In respect of 'ought' referred above, the said word implies the threshold to be above mere possibility.
Sanjay Karol, J.

The parties are expected to bring, with "reasonable diligence," everything within the "legitimate purview" of the litigation — and it is through that lens that a court decides whether a ground properly arising in the earlier suit was one that ought to have been raised. The Court was careful to add that the doctrine applies "with full force" even where the omission was due to negligence, inadvertence or accident: "might" and "ought" apply cumulatively, and a party who fails to raise a ground it both might and ought to have raised "commits these errors at their own peril."

Why the earlier suits did not bar this one

Applying that framework, the Court asked whether the earlier proceedings — challenges to specific sale deeds — were substantially similar enough to have obliged the plaintiff to also assert his ownership of the whole estate under the 1960 deed. It held they were not. The appellant was, by virtue of the 1960 deed, the owner of a large parcel of land. When Rambhajan wrongly sold off two portions of it, the appellant — then a minor, acting through his parents — challenged precisely those two transactions. His broader title was never under threat, so there was no occasion to litigate it.

Where and how does the question of asserting his right over the larger parcel of land emerge when the same already rests undisputedly in his favour by virtue of the 1960 deed?
Sanjay Karol, J.

That question arose only later, the Court reasoned, when Rambhajan applied to mutate his name over the entire property, in excess of what he had ever sold. It was that apprehension — not the earlier sale deeds — that gave rise to the suit for declaration and possession. The High Court's contrary premise was that, because the appellant could have grounded his earlier suits on the stronger 1960 deed but instead pursued the "inferior" claim of cancellation, the stronger claim stood given up. On first blush, the Court accepted, "this reasoning appears attractive" — but it "misses the mark," because it treated a ground the plaintiff never needed as one he was bound to raise.

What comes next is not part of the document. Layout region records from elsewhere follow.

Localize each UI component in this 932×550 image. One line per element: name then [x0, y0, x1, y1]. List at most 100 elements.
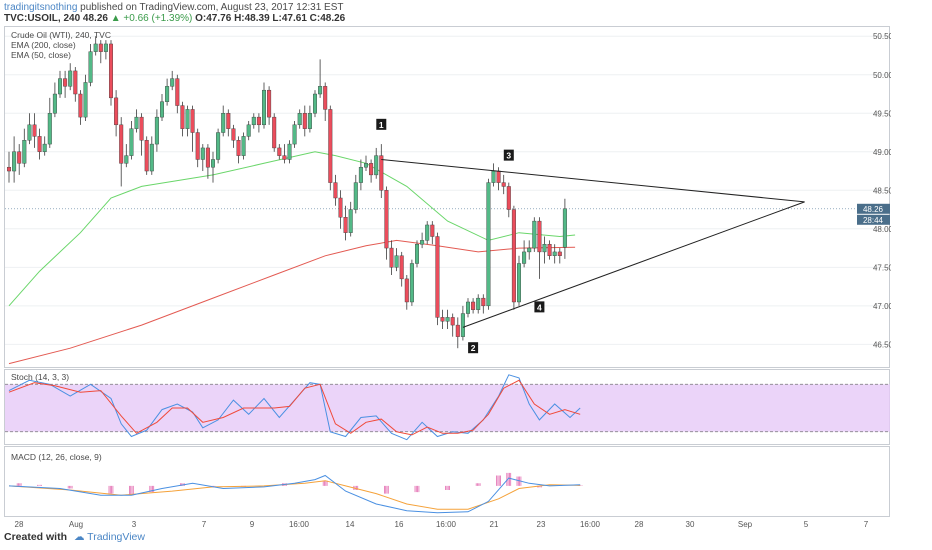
candle-body [562, 208, 567, 248]
candle-body [471, 301, 476, 310]
candle-body [307, 113, 312, 129]
candle-body [175, 78, 180, 106]
candle-body [374, 155, 379, 176]
candle-body [435, 236, 440, 318]
time-tick-label: 21 [490, 520, 499, 529]
last-price-tag [857, 203, 890, 214]
macd-chart-svg: 0.50000.0000-0.5000 [8, 472, 583, 514]
ohlc-close: C:48.26 [309, 13, 346, 24]
pattern-point-marker [503, 149, 514, 161]
candle-body [216, 132, 221, 160]
candle-body [517, 263, 522, 303]
candle-body [262, 89, 267, 126]
candle-body [267, 89, 272, 118]
candle-body [506, 186, 511, 210]
price-tick-label: 47.50 [873, 263, 891, 272]
candle-body [394, 255, 399, 268]
candle-body [552, 251, 557, 256]
candle-body [389, 247, 394, 268]
candle-body [287, 143, 292, 160]
candle-body [343, 217, 348, 233]
candle-body [256, 116, 261, 126]
ema50-legend: EMA (50, close) [11, 50, 71, 60]
symbol-name: TVC:USOIL, 240 [4, 13, 81, 24]
price-tick-label: 50.50 [873, 32, 891, 41]
price-tick-label: 50.00 [873, 71, 891, 80]
candle-body [22, 140, 27, 164]
candle-body [501, 182, 506, 187]
published-text: published on TradingView.com, August 23,… [80, 2, 344, 13]
candle-body [114, 97, 119, 126]
candle-body [170, 78, 175, 87]
candle-body [364, 163, 369, 168]
candle-body [430, 224, 435, 237]
candle-body [404, 278, 409, 303]
candle-body [277, 147, 282, 156]
candle-body [369, 163, 374, 176]
stochastic-pane[interactable]: 80.000060.000040.000020.0000 Stoch (14, … [4, 369, 890, 445]
candle-body [527, 247, 532, 253]
candle-body [460, 313, 465, 337]
macd-legend: MACD (12, 26, close, 9) [11, 452, 102, 462]
candle-body [68, 70, 73, 87]
candle-body [195, 132, 200, 160]
candle-body [348, 209, 353, 233]
last-price: 48.26 [82, 13, 108, 24]
candle-body [73, 70, 78, 95]
candle-body [58, 78, 63, 95]
time-tick-label: 5 [804, 520, 809, 529]
time-tick-label: 16 [395, 520, 404, 529]
candle-body [200, 147, 205, 160]
candle-body [144, 140, 149, 172]
candle-body [231, 128, 236, 141]
candle-body [139, 116, 144, 141]
candle-body [124, 155, 129, 164]
candle-body [78, 93, 83, 118]
candle-body [547, 244, 552, 256]
pattern-point-label: 1 [379, 120, 384, 130]
pattern-point-label: 4 [537, 302, 542, 312]
time-tick-label: Sep [738, 520, 753, 529]
author-link[interactable]: tradingitsnothing [4, 2, 78, 13]
candle-body [37, 136, 42, 152]
time-tick-label: 16:00 [580, 520, 601, 529]
tradingview-logo[interactable]: ☁ TradingView [73, 531, 145, 543]
pattern-point-label: 2 [471, 343, 476, 353]
candle-body [210, 159, 215, 168]
time-tick-label: 14 [346, 520, 355, 529]
candle-body [542, 244, 547, 253]
price-tick-label: 48.00 [873, 225, 891, 234]
candle-body [205, 147, 210, 168]
price-tick-label: 49.00 [873, 148, 891, 157]
candle-body [537, 220, 542, 253]
candle-body [185, 109, 190, 129]
candle-body [338, 197, 343, 218]
ema50-line [8, 151, 576, 307]
stoch-legend: Stoch (14, 3, 3) [11, 372, 70, 382]
price-tick-label: 46.50 [873, 340, 891, 349]
macd-pane[interactable]: 0.50000.0000-0.5000 MACD (12, 26, close,… [4, 446, 890, 517]
candle-body [32, 124, 37, 137]
time-tick-label: 16:00 [436, 520, 457, 529]
time-tick-label: 23 [537, 520, 546, 529]
candle-body [272, 116, 277, 149]
candle-body [129, 128, 134, 156]
price-tick-label: 47.00 [873, 302, 891, 311]
candle-body [42, 143, 47, 152]
pattern-point-marker [376, 118, 387, 130]
ema200-legend: EMA (200, close) [11, 40, 76, 50]
candle-body [511, 209, 516, 303]
candle-body [379, 155, 384, 191]
candle-body [455, 324, 460, 337]
time-tick-label: 7 [864, 520, 869, 529]
time-tick-label: 16:00 [289, 520, 310, 529]
candle-body [7, 166, 11, 172]
time-tick-label: 28 [15, 520, 24, 529]
candle-body [98, 43, 103, 52]
countdown-tag [857, 214, 890, 225]
candle-body [236, 140, 241, 156]
time-tick-label: 7 [202, 520, 207, 529]
price-pane[interactable]: 50.50 50.00 49.50 49.00 48.50 48.00 47.50 47.00… [4, 26, 891, 368]
candle-body [399, 255, 404, 280]
candle-body [318, 86, 323, 95]
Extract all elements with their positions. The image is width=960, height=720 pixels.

The Court added a note of equity peculiar to family litigation. Agreeing with the High Court would strip the appellant of the entire property that had stood in his name since birth, though he had done nothing more than defend the parts actually threatened; a construction of the doctrine producing "an unduly harsh and unjust consequence" would be "offensive to both law and equity." The impugned judgment was set aside and the appeal allowed, parties to bear their own costs.

Why it matters

Constructive res judicata is a favourite defence in property litigation, where any later suit can usually be said to touch the "same" land. Makardhwaj Ram is a reminder that the bar is not that broad. Explanation IV does not compel a litigant to pre-empt every conceivable future controversy over a property; it deems in issue only the grounds that, on a diligent view of the specific dispute then before the court, both might and ought to have been raised. Where the earlier controversy was narrow — the validity of particular alienations — a party's undisputed title to the residue is not silently extinguished for want of a claim he had no reason to make. The judgment relocates the analysis from the identity of the property to the identity of the controversy, and insists that "ought" carry real weight above "mere possibility."